Avant son grand oral, on avait discuté avec Patrick Vignal. Vingt minutes de punchlines. Sur le blé : «Des fédérations de sport de combat voudraient bien intégrer le MMA s'il n'arrivait pas à créer sa propre structure parce qu'il représente une manne de licenciés et d'argent importante. Sauf qu'elles sont hypocrites car elle ne le disent jamais ouvertement» (elles ne voudraient pas se mouiller étant donné la position du gouvernement). Et sur l'arrêté avant le rapport, dont le Ministre n'était selon lui pas très au fait : «Le problème en France est que l'administration commande, alors que ça devrait être le politique.» Son collègue républicain et lui ont juré qu'ils feraient tout pour couler le document. Et demandent que les guéguerres pour le leadership dans le MMA cessent pour faire l'union et donner une bonne image à ceux qui restent effrayés par des golgoths qui s'affrontent dans un octogone.

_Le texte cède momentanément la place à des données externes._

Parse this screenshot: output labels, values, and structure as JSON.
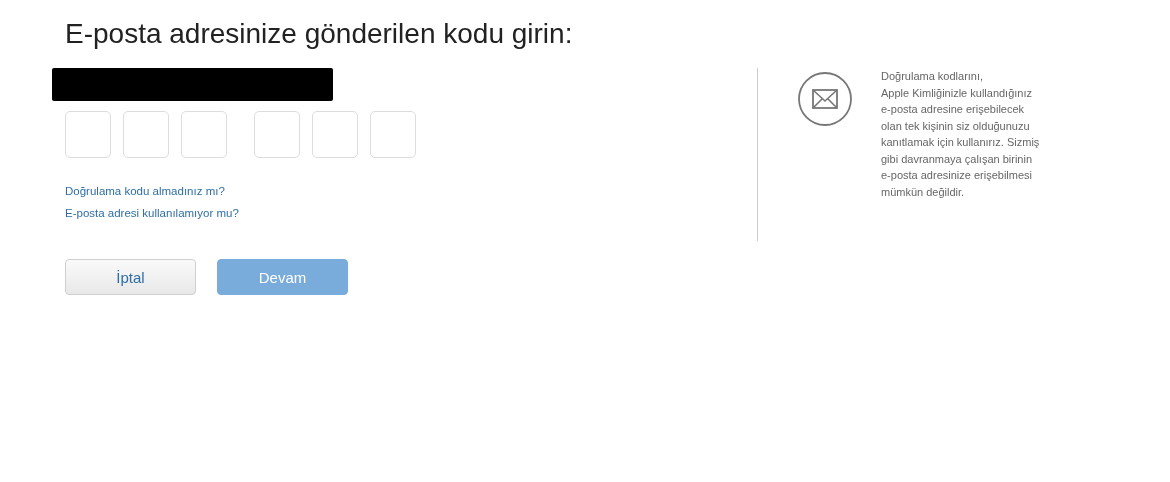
{
  "title": "E-posta adresinize gönderilen kodu girin:",
  "links": [
    "Doğrulama kodu almadınız mı?",
    "E-posta adresi kullanılamıyor mu?"
  ],
  "buttons": [
    {
      "label": "İptal",
      "disabled": false
    },
    {
      "label": "Devam",
      "disabled": true
    }
  ],
  "info": {
    "lines": [
      "Doğrulama kodlarını,",
      "Apple Kimliğinizle kullandığınız",
      "e-posta adresine erişebilecek",
      "olan tek kişinin siz olduğunuzu",
      "kanıtlamak için kullanırız. Sizmiş",
      "gibi davranmaya çalışan birinin",
      "e-posta adresinize erişebilmesi",
      "mümkün değildir."
    ]
  }
}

Cyrille Diabaté, en pleine forme : «Je répète depuis vingt ans que je ne tape pas des petites vieilles mais personne ne nous écoute. De ce côté-là, ce n'est plus à nous de faire des efforts.»

Le paradoxe, qui consiste à interdire les galas en France, mais à pouvoir tranquillement apprendre les coups dits problématiques en club, n'a pas une égratignure. Néanmoins, un argument de poids a fini par calmer les plus sceptiques : le Ministre des sports pliera bagage dans quelques mois.